The Writable interface is different from Serializable. Serializable does not assume that the stored value class is known. So each instance is marked with its class. ObjectOutputStream and ObjectInputStream optimizes this, so that 5-byte pens are written for class instances after the first. But sequences of objects with handles cannot be accessed randomly, since they rely on flow. This complicates things like sorting.

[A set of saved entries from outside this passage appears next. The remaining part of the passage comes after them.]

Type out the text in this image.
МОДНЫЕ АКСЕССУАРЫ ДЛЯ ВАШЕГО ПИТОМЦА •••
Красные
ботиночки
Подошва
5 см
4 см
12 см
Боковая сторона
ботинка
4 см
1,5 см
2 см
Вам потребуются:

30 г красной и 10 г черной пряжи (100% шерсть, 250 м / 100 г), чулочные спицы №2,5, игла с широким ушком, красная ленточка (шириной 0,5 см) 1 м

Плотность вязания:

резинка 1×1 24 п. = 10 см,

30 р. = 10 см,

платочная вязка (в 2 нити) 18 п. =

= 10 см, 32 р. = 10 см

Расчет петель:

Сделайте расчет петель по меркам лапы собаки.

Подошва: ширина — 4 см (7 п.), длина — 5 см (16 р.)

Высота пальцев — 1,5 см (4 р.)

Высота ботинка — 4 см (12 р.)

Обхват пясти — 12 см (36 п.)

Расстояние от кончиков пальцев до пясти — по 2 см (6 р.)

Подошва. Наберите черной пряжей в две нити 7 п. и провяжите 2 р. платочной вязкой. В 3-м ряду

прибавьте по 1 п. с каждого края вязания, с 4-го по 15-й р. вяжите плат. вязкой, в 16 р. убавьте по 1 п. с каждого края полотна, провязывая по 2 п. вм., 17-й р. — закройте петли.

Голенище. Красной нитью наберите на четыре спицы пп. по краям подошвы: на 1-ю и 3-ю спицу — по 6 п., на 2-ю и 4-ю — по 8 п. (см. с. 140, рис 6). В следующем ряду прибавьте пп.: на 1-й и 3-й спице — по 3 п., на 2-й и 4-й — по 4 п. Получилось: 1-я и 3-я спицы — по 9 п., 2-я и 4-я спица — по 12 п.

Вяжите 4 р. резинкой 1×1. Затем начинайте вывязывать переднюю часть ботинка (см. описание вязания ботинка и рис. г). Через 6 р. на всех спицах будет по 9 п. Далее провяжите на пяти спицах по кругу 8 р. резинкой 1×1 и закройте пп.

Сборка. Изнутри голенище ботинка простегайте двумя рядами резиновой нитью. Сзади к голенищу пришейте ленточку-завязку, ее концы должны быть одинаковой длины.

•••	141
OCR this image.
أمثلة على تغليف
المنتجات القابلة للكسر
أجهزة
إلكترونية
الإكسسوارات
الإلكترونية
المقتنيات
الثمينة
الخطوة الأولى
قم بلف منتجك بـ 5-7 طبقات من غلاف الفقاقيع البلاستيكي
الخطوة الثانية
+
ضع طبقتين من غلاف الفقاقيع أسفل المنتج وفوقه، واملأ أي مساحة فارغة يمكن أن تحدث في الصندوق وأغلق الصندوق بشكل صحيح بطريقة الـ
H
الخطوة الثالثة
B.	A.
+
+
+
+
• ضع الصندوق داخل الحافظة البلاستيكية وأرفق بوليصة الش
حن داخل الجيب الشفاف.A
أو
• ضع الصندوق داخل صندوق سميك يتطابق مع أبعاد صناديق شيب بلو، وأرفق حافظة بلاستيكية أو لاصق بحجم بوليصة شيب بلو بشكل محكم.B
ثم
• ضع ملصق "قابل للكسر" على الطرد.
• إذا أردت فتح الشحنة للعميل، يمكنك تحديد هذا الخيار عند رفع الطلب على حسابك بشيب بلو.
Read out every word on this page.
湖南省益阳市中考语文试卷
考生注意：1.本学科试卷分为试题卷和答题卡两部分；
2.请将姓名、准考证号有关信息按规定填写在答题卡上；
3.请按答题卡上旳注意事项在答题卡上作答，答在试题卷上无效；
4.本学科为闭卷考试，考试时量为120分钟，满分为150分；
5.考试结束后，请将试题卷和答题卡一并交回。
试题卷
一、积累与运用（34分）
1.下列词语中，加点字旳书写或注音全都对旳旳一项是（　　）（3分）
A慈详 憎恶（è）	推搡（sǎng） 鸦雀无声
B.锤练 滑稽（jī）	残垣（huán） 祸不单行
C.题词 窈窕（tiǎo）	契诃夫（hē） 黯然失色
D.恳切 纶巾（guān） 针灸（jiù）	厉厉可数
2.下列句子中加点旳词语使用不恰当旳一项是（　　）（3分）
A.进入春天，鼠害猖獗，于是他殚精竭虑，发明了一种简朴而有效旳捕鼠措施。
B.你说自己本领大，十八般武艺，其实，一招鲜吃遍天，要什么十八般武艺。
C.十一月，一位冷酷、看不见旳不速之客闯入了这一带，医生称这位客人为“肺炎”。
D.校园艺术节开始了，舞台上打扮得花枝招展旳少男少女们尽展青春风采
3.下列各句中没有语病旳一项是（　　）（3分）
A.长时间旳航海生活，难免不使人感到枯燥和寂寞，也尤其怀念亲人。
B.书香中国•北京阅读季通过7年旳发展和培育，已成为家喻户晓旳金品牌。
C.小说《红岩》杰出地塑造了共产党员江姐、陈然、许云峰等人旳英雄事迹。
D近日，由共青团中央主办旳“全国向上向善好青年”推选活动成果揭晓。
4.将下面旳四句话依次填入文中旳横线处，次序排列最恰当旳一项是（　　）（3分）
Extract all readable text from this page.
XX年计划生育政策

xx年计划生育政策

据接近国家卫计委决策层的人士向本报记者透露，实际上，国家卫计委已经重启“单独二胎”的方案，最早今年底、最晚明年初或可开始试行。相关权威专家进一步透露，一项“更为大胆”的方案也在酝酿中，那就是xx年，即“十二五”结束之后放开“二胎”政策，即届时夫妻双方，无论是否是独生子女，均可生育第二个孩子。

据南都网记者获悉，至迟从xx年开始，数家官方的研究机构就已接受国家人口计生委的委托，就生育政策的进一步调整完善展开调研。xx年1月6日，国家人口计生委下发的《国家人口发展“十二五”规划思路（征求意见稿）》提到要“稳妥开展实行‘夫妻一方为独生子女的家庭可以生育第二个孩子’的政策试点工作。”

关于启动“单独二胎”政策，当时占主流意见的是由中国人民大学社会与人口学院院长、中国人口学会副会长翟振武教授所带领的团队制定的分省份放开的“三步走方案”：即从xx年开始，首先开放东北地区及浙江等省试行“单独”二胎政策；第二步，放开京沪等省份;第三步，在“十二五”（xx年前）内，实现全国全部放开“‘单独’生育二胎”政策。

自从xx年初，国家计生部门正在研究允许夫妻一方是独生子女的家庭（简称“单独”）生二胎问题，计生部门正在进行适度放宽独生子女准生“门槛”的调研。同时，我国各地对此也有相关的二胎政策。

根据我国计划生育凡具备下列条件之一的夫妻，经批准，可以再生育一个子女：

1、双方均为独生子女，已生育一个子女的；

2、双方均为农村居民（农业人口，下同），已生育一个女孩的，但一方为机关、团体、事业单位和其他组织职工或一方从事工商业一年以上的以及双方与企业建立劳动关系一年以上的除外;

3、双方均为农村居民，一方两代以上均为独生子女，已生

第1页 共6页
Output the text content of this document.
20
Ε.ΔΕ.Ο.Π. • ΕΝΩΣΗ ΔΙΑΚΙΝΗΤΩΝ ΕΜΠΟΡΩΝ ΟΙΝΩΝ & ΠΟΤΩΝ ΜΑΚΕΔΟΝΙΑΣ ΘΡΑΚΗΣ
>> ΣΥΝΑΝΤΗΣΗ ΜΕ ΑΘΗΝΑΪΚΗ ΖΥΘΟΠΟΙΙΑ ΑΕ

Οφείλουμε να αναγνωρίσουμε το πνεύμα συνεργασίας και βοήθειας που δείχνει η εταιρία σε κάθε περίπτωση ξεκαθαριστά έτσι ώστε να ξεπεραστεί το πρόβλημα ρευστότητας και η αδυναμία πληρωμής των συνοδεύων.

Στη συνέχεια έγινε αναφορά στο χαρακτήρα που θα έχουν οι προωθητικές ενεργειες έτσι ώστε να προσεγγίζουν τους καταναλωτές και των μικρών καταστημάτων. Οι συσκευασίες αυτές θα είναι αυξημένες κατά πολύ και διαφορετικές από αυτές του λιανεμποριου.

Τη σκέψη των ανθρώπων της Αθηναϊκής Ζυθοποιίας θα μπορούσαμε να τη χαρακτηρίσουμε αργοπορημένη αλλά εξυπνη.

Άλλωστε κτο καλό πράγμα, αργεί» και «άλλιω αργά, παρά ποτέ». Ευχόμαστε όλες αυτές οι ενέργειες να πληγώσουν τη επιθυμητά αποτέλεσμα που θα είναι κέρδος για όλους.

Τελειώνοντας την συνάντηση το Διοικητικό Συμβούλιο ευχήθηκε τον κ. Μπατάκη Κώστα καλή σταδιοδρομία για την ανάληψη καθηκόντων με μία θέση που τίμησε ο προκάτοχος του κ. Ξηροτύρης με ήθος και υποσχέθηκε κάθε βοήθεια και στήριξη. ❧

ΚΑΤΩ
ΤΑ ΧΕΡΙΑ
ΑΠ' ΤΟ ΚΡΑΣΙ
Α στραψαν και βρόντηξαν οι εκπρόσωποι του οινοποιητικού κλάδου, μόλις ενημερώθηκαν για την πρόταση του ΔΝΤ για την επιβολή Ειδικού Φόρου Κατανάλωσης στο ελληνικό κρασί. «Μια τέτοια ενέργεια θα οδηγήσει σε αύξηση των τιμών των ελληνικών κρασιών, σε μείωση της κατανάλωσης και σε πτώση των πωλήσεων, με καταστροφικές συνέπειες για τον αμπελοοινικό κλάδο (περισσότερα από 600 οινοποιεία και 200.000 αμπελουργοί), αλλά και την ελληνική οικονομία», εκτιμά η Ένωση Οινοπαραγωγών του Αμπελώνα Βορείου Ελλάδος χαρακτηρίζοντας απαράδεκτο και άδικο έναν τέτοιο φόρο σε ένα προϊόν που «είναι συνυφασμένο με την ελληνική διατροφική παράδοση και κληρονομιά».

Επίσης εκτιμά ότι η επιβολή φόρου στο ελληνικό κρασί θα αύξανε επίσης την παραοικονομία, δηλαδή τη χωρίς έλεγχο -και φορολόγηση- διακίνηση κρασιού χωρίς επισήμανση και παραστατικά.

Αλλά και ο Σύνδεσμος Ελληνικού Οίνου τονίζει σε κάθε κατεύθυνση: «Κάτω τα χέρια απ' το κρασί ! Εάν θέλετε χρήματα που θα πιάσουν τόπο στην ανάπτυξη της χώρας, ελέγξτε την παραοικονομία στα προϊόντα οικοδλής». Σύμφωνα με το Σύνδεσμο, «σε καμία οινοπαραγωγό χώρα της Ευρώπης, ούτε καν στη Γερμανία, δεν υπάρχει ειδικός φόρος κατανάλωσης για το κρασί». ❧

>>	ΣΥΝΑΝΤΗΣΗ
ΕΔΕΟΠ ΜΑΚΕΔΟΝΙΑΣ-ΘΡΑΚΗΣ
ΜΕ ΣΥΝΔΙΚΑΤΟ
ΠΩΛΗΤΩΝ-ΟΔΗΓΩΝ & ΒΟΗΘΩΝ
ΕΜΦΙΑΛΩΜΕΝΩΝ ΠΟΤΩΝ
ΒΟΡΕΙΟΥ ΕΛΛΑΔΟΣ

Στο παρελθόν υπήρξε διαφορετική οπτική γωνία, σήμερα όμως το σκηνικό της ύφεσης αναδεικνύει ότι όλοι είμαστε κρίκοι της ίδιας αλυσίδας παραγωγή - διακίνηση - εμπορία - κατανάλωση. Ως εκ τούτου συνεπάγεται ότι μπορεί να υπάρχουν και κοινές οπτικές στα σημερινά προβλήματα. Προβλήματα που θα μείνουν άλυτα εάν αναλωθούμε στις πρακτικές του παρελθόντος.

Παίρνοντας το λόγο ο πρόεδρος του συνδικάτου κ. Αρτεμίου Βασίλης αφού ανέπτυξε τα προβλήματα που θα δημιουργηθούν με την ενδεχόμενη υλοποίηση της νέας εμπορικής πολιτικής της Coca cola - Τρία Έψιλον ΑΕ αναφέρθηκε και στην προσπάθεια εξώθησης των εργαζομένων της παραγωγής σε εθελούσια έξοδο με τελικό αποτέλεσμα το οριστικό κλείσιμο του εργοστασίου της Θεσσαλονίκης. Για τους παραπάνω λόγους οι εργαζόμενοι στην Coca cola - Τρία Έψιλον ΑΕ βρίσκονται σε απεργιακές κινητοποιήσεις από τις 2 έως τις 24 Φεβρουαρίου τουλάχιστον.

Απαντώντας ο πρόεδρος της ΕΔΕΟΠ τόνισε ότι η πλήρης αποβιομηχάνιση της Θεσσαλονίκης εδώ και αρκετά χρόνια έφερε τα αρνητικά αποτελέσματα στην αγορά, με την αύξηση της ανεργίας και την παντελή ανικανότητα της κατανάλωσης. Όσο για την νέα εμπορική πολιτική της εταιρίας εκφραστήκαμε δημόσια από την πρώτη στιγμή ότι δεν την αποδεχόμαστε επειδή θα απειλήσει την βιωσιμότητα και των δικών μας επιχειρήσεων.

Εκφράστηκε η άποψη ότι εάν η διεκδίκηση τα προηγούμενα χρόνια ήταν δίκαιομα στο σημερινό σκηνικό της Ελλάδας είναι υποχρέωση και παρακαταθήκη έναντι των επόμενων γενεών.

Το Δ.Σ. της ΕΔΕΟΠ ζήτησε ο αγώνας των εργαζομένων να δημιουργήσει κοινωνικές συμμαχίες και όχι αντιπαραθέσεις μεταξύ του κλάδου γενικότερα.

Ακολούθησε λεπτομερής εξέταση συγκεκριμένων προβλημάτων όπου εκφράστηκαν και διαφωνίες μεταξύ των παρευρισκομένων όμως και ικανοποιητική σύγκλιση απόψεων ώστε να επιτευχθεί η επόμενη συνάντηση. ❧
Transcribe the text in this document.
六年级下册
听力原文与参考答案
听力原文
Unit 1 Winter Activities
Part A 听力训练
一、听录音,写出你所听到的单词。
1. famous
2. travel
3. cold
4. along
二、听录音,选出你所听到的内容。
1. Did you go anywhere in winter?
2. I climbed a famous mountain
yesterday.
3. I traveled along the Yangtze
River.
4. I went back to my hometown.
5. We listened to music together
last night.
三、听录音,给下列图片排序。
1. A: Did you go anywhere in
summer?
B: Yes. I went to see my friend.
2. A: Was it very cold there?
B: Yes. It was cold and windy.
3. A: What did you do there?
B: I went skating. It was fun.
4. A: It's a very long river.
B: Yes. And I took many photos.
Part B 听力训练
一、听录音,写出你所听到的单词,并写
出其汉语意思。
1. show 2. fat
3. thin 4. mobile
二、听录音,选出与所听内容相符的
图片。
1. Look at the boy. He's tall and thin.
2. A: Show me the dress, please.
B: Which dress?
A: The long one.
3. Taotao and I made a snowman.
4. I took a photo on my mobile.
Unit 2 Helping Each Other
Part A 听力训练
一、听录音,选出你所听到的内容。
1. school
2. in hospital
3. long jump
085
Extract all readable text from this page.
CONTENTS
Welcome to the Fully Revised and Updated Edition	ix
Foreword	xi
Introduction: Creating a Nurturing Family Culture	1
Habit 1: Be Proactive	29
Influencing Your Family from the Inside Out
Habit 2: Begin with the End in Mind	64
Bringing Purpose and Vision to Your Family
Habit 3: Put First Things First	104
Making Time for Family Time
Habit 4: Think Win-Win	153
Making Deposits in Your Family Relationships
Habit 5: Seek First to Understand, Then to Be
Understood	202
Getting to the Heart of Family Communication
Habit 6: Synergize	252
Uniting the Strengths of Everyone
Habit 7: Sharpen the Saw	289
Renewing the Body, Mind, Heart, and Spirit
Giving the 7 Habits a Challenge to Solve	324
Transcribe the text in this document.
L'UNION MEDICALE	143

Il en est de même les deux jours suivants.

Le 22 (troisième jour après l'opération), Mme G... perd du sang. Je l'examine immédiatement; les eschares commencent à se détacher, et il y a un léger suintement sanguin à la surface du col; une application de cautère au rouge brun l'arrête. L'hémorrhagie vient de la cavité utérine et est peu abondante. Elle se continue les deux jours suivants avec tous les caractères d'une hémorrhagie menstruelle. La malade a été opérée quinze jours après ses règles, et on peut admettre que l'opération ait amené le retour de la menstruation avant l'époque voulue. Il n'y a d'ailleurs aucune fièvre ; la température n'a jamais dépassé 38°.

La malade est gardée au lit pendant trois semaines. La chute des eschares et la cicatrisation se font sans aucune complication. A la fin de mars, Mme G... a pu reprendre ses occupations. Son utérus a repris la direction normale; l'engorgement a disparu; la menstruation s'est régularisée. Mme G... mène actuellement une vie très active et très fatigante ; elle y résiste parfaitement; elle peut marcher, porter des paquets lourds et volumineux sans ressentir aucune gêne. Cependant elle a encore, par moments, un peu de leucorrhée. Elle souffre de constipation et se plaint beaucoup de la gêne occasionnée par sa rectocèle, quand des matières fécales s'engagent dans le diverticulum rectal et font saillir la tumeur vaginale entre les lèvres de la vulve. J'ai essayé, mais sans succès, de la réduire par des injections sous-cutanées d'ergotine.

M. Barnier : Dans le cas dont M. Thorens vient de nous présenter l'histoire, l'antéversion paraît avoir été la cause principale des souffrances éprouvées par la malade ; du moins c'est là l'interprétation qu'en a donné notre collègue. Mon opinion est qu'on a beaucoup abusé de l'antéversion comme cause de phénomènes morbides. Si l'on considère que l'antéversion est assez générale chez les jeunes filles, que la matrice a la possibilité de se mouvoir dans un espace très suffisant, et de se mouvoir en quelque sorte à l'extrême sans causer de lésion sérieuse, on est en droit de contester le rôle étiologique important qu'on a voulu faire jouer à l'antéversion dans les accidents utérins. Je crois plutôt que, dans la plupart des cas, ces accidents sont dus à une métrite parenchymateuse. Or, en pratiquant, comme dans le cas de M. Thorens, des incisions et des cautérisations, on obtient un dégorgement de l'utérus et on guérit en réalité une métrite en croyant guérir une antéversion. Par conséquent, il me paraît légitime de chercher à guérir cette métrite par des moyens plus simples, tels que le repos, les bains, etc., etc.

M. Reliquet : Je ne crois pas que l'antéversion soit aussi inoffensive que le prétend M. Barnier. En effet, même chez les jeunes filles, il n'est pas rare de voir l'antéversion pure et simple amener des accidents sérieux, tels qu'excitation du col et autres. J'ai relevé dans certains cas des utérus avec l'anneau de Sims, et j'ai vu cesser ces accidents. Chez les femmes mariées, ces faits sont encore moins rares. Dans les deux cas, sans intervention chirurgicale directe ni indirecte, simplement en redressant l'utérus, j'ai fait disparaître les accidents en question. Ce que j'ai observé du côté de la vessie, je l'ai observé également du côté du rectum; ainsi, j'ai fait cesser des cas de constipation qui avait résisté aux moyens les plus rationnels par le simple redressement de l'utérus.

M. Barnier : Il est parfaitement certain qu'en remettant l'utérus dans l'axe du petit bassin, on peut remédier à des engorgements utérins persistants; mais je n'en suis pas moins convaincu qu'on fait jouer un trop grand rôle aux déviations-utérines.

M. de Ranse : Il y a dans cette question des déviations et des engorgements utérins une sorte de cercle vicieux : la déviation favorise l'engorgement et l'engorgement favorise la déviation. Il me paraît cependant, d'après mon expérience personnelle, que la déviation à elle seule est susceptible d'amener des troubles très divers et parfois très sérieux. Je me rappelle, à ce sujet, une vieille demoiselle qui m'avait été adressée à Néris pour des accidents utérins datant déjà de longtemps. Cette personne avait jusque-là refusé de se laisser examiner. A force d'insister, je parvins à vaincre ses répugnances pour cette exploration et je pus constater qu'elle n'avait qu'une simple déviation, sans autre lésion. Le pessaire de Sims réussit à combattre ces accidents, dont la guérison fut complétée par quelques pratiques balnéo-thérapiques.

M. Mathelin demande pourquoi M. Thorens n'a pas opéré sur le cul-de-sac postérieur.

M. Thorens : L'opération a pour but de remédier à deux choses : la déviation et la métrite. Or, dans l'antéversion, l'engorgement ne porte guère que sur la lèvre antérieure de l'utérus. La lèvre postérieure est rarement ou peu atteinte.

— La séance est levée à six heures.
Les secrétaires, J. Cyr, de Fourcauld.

On the other hand, in terms of writing, it is assumed that the application knows the expected class. An application should be able to instantiate in to call readFields (). Therefore, the class should not be stored with each example. This results in significantly more compact binaries, easier random access, and generally higher performance.
Perhaps Hadoop could use Serializable. You can override writeObject or writeExternal for each class whose serialization was performance critical. (MapReduce is very intensive with i / o, so almost every class is performance-critical.) You can implement ObjectOutputStream.writeObjectOverride () and ObjectInputStream.readObjectOverride () to use a more compact representation that, for example, you did not need to mark every top level instance in a file with its class. This will probably require at least as much as Haddop's in Writable, ObjectWritable, etc. and the code will be a little more complicated as it will try to work with another model. But this may have the advantage of better built-in version control. Or that?
The mechanism of the Serializable version is for classes to define a static named serialVersionUID. This protects incompatible changes, but does not allow backward compatibility. For this, the application must explicitly allow with versions. He needs to reason to some extent about what was written during the reading in order to decide what to do. But the Serializeable version engine does not support this more or less than Writable.